E la riflessione va estesa anche in senso contrario. Mi spiego: le dinamiche social non solo ci spingono ad assumere un comportamento tossico online, ma credo stiano toccando anche la nostra interazione nel mondo reale. Stiamo diventando, in un certo senso, la versione offline delle nostre personalità online. Il desiderio di approvazione e validazione che ci domina sui social media inizia a permeare anche le nostre relazioni nella vita di tutti i giorni. Quante volte ci sorprendiamo a pensare alla vita come una serie di momenti instagrammabili piuttosto che esperienze da vivere appieno?
La speranza che qualcosa cambi la lascio a chi trova conforto in questo genere di pensieri. Sono abituato a cercare opportunità di cambiamento anche nelle crisi più nere, ma stavolta sento che l’occasione per invertire la rotta sia già alle nostre spalle, passata sotto i nostri nasi mentre eravamo intenti a postare quanto schifo ci faccia la melma paludosa in cui sguazziamo tutti i giorni.

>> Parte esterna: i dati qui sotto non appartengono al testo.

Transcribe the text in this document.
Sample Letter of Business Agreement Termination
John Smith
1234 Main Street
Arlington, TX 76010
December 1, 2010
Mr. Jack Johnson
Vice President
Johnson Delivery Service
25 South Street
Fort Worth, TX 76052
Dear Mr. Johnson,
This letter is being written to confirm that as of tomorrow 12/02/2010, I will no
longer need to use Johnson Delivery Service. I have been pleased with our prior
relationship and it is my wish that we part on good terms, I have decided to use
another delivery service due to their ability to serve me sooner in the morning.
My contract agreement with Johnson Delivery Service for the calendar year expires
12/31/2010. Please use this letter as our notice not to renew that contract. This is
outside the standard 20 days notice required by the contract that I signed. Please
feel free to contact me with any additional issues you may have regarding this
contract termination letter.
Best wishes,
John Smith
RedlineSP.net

Scriverei per ore, ma non voglio approfittare della pazienza di chi legge. Ringrazio Doxaliber per l’intervento, Commander per lo spazio di discussione, e chi ha avuto la pazienza di arrivare fin qui.
Ps: Black Mirror Serie 3 Episodio 1 “Nosedive”. Da guardare.
Se vogliamo anche lo smartworking, pur con tutti gli aspetti positivi del caso, porta con sé il rischio di un’ulteriore forma di alienazione. Il lavoro è forse l’ultimo momento di aggregazione basato su necessità e interessi comuni che ci sia rimasto. I vecchi dopolavoro avevano questo preciso scopo in fondo.
Condivido quasi tutto. Non mi identifico nelle ultime tre righe non perché mi ritenga superiore ma perché cerco sempre di restare (disperatamente) umano.
Aggiungo che oltre ai social la televisione di questi ultimi anni ha dato una grande mano ad impoverire le culture e in parte anche l’educazione. Purtroppo quando si passa dalle lezioni di educazione civica, dall’oratorio, dal servizio civile alle serie tv come Gomorra e simili o all’isola dei famosi i risultati sembrano essere quelli che vediamo. Aggiungiamo pure quel paio di sberle prese dai genitori che, a suo tempo, mi rettarono la misura.